Storm v. NSL Rockland Place, LLC (Del. Super. Ct. No. 04C-01-210-JRS, Dec. 29, 2005)

A Delaware Superior Court rejects an assisted living facility's defense that a personal injury action is barred because the plaintiff had assumed the risk of living at the facility. According to the National Senior Citizens Law Center, this is the first ruling on a facility's use of "negotiated risk," which some facilities have cast as an autonomy-enhancing device that enables residents to act against medical advice. Storm v. NSL Rockland Place, LLC (Del. Super. Ct. No. 04C-01-210-JRS, Dec. 29, 2005).

A. Paul Storm, Jr. was a resident of an assisted living facility owned and operated by Rockland when he fell while alone in his room. As a result of the fall, Mr. Storm sustained brain damage and physical and neurological impairments. Mr. Storm and his wife, JoAnn, brought an action against Rockland for negligently rendering its health care services. Rockland responded that Mr. Storm had assumed the risk of his injuries when he agreed to live at the facility, and that his primary assumption of the risk acted as a complete bar to any recovery in the action.

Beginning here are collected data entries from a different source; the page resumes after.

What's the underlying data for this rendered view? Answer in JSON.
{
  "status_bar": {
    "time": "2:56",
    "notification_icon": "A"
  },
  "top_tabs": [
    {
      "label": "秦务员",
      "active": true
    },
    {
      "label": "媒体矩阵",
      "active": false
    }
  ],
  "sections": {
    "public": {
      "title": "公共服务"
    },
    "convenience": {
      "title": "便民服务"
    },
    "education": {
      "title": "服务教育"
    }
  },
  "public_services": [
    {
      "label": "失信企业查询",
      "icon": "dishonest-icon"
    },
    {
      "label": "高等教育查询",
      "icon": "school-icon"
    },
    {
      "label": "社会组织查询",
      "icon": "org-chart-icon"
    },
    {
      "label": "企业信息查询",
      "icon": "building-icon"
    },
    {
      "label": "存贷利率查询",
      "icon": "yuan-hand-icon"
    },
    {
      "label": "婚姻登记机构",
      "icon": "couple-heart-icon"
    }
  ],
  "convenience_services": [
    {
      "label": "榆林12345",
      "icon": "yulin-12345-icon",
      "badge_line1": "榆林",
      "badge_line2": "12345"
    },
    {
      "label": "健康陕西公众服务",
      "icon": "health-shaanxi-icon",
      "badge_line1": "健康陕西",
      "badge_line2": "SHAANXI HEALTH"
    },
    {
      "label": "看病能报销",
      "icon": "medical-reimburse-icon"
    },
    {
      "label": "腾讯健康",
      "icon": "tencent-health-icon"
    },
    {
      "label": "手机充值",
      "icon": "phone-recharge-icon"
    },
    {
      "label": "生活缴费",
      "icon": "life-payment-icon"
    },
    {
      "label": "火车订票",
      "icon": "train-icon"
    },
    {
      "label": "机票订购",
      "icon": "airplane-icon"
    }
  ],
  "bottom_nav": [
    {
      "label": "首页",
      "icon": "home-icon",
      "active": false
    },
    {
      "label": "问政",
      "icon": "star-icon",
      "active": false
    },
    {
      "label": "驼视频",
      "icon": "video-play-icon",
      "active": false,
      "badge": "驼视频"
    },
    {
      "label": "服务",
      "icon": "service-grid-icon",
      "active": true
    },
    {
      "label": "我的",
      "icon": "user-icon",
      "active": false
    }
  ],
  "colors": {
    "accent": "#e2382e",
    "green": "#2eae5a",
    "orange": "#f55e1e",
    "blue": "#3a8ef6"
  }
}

The Delaware Superior Court rules that health care providers such as Rockland may not assert assumption of risk as an affirmative defense against actions for substandard care. The court holds that a facility could never show that a plaintiff "knowingly and expressly consented to engage in inherently risky conduct[,]" and could never "establish that the plaintiff consented to allow the healthcare provider to exercise less than ordinary care during the course of treatment." The court also notes that it would be bad public policy to allow a facility to avoid liability for rendering negligent care because the resident allegedly agreed to it.